She sprang up in her rustling silks and took a dozen steps towards the door, then turned.
“Do you hear me?” she said. “I bid you remember every word I uttered—every word!”
She was gone, leaving me staring at the flowers and silver and the clustered lights. But I saw them not; for before my eyes floated the vision of a slender hand, and on the wedding-finger I saw a faint, rosy circle, as I had seen it there a moment since, when Dorothy dropped her bare arms on the cloth and laid her head between them.
So it was true; whether for good or ill my cousin wore the ghost-ring which for ages, Cato says, we Ormonds have worn before the marriage-ring. There was Ormond blood in Dorothy. Did she wear the sign as prophecy for that ring Sir George should wed her with? I dared not doubt it—and yet, why did I also wear the sign?

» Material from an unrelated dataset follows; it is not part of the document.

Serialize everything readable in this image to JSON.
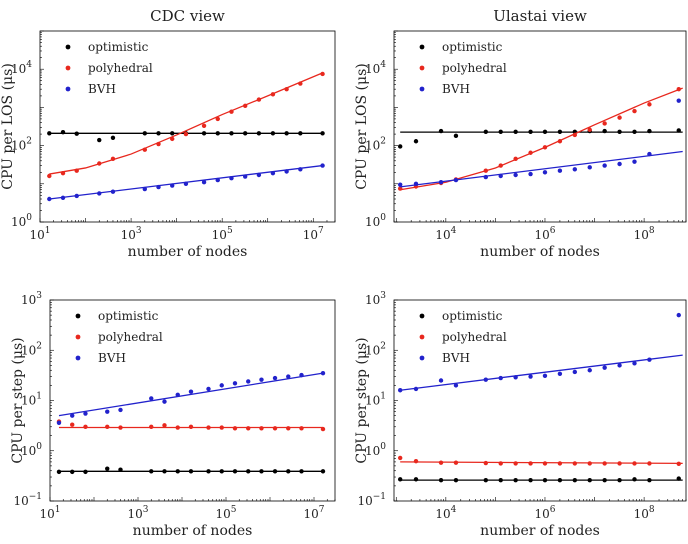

Then in a flash the forgotten legend of the Maid-at-Arms came back to me, ringing through my ears in clamorous words:
“Serene, ’mid
love’s alarms,
For all time shall the
Maids-at-Arms,
Wearing the ghost-ring,
triumph with their constancy!”
I sprang to the door in my excitement and stared at the picture of the Maid-at-Arms.
Sweetly the violet eyes of the maid looked back at me, her armor glittered, her soft throat seemed to swell with the breath of life.
Then I crept nearer, eyes fixed on her wedding-finger. And I saw there a faint rosy circle as though a golden ring had pressed the snowy flesh.